PERCHÉ CRESCERE SIGNIFICA (SPESSO) RIMPICCIOLIRE LA PROPRIA CERCHIA SOCIALE

Ti è mai capitato di guardarti indietro e renderti conto che, nel periodo più caotico e "sbagliato" della tua vita, eri circondato da tantissime persone? Forse avevi il telefono sempre acceso, inviti ogni sera e una cerchia sociale vastissima. Poi, hai deciso di rimetterti in sesto, di darvi degli obiettivi, di dire qualche "no"... e improvvisamente il vuoto.

​Non è un caso, e non è colpa tua. È un fenomeno psicologico preciso che rivela una verità scomoda: il tuo "peggior io" è estremamente rassicurante per gli altri.

La zona di comfort del fallimento condiviso

​Quando non abbiamo confini, quando le nostre giornate sono prive di direzione e i nostri standard sono al minimo, diventiamo una calamita. Perché? Perché non rappresentiamo una sfida per nessuno.

​In quello stato, siamo uno "spazio sicuro" per la mediocrità altrui. Se noi non cerchiamo di meglio, gli altri non si sentono in dovere di farlo. La nostra mancanza di filtri e di amor proprio mette le persone a proprio agio con i loro stessi difetti. In breve: confermiamo agli altri che restare fermi va bene.

La crescita come "specchio" scomodo

​Il problema nasce quando decidi di evolvere. Quando inizi a curare la tua salute, a perseguire una carriera, a proteggere il tuo tempo o a pretendere rispetto, accade qualcosa di magico e terribile allo stesso tempo: la tua cerchia si restringe.

  • Non sei diventato noioso: semplicemente, non sei più un complice.
  • La tua luce disturba: chi è fermo vede nel tuo progresso non un'ispirazione, ma un promemoria doloroso della propria stagnazione.
  • Il filtro dei confini: mettere dei paletti allontana chi traeva vantaggio dalla tua mancanza di limiti.

Dalla quantità alla qualità: il vero test dell'amicizia

​Crescere è un processo di setacciatura. È doloroso vedere persone che pensavamo amiche allontanarsi proprio quando iniziamo a stare bene, ma è un passaggio necessario.

​Il tuo "peggior io" chiama a raccolta la folla; il tuo "miglior io" seleziona i compagni di viaggio. Chi resta al tuo fianco mentre sali di livello è chi non ha paura di guardarsi allo specchio e, anzi, trova nella tua crescita lo stimolo per iniziare la propria.

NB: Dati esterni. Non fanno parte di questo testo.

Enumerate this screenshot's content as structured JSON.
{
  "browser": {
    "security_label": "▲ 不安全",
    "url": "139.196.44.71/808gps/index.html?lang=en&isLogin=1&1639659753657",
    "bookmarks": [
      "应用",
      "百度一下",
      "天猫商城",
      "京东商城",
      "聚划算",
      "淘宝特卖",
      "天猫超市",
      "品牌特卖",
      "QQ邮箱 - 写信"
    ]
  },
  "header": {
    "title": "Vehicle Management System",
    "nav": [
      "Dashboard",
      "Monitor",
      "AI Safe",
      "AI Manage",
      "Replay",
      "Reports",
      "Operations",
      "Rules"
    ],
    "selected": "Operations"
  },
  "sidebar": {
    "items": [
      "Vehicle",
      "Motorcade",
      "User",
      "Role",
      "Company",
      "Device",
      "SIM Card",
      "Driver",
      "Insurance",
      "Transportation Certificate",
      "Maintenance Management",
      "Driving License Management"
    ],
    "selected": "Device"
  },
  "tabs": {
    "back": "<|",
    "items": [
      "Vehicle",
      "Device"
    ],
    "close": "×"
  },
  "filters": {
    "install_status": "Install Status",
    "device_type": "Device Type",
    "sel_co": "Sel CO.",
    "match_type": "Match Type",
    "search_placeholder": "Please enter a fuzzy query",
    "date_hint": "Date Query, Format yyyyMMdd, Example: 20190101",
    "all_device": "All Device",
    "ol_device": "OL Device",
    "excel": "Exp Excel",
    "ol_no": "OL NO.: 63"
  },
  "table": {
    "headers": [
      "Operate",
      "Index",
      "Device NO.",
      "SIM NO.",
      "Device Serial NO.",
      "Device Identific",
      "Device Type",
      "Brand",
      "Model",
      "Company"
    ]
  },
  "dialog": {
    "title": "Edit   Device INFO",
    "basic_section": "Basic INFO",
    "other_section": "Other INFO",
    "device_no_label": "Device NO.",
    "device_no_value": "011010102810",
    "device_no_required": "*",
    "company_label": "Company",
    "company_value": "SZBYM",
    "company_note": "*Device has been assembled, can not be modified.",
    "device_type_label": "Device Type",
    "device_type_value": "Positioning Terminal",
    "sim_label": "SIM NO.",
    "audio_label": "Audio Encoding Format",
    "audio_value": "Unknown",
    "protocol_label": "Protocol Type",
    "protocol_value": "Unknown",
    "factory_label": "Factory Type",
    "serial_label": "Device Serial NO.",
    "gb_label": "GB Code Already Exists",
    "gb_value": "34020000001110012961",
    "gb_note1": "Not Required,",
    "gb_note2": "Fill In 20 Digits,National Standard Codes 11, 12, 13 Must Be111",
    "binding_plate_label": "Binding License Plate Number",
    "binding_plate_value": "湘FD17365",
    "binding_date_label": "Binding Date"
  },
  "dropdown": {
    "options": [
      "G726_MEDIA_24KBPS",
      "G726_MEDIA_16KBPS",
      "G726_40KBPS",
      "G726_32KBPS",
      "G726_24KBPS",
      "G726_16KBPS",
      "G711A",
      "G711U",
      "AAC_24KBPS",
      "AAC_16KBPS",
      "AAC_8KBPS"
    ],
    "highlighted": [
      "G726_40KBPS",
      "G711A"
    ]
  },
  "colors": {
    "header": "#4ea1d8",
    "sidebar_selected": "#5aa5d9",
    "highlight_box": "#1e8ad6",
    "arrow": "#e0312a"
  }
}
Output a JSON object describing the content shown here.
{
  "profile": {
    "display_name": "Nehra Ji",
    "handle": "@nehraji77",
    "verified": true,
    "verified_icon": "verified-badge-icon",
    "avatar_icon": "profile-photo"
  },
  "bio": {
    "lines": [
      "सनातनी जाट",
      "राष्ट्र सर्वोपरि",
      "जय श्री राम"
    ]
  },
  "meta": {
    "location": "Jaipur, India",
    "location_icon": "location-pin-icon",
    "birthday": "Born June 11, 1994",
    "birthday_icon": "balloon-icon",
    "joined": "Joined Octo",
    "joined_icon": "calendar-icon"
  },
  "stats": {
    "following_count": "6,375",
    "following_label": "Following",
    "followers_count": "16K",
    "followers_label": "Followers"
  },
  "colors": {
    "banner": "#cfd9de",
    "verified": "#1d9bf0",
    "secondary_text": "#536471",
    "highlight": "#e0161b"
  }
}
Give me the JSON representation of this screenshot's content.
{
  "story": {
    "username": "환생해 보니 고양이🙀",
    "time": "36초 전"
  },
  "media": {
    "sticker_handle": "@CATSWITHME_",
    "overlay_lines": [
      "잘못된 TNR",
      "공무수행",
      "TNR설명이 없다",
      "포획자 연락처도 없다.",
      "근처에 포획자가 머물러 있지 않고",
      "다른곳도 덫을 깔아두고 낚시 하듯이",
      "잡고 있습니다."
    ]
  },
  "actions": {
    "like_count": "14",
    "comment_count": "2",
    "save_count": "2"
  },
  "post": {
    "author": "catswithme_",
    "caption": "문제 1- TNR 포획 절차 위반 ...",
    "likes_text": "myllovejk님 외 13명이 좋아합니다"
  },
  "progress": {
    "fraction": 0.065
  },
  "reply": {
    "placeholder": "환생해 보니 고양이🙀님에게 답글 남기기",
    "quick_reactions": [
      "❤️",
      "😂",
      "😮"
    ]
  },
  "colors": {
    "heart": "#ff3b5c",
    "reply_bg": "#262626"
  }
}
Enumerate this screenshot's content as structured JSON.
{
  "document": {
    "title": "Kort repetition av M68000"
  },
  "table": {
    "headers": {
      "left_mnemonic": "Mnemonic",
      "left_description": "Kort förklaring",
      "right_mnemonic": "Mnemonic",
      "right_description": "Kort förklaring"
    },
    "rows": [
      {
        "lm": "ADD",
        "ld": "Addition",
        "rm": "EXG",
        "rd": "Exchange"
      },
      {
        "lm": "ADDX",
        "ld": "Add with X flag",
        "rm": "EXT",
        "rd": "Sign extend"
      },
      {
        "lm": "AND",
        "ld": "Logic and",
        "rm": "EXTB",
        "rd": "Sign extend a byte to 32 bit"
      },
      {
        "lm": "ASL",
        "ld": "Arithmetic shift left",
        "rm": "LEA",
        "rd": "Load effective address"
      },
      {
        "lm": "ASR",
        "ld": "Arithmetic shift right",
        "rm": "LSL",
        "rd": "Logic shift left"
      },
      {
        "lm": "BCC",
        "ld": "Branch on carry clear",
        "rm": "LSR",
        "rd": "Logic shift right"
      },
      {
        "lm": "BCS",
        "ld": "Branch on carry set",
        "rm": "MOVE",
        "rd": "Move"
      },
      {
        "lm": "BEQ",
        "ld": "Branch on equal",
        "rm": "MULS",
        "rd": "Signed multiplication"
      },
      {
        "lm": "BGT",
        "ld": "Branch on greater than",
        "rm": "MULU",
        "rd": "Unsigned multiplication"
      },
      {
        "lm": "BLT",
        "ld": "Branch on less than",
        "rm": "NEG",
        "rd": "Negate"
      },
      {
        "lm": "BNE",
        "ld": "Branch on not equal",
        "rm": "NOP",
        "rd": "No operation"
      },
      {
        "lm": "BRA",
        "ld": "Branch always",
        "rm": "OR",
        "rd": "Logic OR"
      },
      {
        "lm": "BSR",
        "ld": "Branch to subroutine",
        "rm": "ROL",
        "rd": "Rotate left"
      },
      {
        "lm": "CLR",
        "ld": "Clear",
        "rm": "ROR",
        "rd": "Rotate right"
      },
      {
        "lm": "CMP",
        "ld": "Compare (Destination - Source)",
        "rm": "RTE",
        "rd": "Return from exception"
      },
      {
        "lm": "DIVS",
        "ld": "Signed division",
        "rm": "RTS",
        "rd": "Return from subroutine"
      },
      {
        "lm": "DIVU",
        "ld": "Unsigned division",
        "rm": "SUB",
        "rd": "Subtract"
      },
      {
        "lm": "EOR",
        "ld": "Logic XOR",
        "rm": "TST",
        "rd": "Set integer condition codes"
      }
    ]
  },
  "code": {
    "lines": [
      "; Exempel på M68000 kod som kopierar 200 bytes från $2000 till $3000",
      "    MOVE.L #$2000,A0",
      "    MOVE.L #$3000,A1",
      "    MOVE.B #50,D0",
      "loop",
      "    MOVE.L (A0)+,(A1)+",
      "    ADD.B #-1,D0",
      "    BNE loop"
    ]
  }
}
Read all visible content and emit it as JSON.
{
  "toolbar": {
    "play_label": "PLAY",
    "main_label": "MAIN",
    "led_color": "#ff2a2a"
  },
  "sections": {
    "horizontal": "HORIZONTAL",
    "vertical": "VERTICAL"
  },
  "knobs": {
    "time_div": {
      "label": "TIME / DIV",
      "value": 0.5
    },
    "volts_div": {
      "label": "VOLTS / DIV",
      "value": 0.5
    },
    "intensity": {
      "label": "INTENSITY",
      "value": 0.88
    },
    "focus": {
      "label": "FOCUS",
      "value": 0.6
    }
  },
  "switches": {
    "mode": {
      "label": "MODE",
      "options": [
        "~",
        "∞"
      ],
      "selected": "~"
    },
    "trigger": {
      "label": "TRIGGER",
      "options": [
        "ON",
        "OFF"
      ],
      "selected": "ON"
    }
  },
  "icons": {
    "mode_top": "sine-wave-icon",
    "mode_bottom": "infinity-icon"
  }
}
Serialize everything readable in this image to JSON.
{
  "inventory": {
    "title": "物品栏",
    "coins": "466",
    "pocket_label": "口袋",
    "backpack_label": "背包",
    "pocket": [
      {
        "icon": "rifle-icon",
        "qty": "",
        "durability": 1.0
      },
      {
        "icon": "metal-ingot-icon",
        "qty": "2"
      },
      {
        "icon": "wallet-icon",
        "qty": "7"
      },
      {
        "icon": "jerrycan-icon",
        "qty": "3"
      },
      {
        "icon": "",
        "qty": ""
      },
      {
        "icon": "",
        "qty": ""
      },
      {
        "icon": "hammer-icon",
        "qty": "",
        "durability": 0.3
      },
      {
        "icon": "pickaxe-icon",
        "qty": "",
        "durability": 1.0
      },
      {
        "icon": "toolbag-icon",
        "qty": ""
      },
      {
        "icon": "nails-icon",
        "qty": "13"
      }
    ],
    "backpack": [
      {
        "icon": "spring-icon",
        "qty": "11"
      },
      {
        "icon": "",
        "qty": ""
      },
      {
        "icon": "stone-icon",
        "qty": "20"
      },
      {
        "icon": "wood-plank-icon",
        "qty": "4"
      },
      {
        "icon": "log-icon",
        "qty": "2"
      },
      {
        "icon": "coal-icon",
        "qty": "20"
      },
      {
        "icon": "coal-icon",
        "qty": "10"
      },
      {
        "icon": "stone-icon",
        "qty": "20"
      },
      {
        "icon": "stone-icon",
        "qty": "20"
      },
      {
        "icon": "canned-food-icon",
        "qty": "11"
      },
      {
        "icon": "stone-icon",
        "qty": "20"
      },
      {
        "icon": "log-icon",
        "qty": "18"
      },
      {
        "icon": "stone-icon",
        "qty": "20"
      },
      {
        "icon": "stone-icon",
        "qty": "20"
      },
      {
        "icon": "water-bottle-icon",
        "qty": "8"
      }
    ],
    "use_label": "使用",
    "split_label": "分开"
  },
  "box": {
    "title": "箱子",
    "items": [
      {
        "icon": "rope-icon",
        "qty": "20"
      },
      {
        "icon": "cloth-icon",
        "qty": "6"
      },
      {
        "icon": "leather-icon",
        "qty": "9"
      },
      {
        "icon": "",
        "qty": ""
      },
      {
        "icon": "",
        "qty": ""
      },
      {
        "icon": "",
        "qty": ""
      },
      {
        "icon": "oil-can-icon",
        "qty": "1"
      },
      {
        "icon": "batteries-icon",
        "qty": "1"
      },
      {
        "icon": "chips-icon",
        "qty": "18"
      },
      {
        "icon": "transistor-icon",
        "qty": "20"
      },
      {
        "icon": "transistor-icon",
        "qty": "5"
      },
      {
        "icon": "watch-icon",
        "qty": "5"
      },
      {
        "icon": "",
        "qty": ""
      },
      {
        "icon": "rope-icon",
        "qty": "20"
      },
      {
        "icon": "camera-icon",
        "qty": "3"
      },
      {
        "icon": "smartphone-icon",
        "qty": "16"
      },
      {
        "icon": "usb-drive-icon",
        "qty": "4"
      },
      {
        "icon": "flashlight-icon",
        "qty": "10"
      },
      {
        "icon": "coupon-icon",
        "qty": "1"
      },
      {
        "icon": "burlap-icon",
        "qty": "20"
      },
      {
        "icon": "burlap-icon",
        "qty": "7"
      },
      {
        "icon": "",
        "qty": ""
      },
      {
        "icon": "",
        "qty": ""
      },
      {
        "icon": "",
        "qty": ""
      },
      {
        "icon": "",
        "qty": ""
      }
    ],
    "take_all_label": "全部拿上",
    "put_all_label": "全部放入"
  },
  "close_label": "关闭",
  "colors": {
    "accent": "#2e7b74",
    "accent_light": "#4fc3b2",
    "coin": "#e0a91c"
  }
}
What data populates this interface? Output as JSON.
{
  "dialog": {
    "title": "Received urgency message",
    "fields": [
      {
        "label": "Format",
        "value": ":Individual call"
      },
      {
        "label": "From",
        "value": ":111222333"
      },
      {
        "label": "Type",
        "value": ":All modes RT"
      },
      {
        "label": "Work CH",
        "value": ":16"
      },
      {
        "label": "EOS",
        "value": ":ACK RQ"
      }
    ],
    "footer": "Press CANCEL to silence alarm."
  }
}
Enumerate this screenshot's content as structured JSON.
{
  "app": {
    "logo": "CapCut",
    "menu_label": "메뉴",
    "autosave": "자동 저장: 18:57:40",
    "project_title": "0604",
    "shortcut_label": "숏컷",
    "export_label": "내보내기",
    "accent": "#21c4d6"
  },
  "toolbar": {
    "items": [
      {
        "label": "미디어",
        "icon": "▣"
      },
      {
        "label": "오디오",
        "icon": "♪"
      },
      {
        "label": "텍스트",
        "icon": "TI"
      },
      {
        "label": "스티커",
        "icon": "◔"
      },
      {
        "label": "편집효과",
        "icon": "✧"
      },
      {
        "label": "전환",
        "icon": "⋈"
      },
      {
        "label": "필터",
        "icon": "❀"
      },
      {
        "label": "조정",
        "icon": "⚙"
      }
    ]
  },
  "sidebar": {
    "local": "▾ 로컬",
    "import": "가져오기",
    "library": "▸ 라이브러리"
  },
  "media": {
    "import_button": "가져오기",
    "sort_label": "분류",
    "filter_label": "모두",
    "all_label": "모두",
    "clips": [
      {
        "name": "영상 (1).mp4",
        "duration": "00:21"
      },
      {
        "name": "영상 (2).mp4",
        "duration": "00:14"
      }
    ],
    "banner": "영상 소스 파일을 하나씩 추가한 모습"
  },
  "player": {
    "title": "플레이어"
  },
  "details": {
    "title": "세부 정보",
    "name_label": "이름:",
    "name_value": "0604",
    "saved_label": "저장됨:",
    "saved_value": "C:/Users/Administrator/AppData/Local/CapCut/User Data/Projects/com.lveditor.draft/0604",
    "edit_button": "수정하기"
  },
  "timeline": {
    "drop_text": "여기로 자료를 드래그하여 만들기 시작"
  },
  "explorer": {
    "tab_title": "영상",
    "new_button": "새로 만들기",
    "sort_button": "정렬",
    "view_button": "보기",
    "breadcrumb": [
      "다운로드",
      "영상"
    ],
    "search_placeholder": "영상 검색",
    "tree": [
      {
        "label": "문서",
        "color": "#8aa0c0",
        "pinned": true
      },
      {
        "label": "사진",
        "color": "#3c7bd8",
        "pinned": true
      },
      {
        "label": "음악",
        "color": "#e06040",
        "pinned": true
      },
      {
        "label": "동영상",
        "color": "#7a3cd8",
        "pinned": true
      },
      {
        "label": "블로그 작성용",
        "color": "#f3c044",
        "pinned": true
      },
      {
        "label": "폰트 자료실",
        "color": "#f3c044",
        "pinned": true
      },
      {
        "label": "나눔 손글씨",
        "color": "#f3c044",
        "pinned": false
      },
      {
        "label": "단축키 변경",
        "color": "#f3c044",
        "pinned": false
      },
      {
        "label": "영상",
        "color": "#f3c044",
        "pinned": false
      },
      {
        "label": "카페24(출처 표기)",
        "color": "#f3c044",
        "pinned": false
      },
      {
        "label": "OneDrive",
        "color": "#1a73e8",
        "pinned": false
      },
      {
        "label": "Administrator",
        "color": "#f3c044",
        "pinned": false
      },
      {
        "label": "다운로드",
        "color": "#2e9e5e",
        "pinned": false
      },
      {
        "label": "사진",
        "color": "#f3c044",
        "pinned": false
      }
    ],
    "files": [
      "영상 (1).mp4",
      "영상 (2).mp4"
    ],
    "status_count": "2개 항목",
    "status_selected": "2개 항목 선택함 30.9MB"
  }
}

Ricorda: Non misurare il tuo successo dal numero di persone che hai intorno, ma dalla qualità dei legami che resistono alla tua evoluzione.



Capitan Pess





Nessun commento:

Posta un commento

163-FINCHE' IL CAFFÈ È CALDO: LA MIA RECENSIONE

Corpo di mille balene! Benvenuti sul mio ponte, compagni di sventura! Mi sono imbarcato in una nuova avventura tra le pagine di un libro che...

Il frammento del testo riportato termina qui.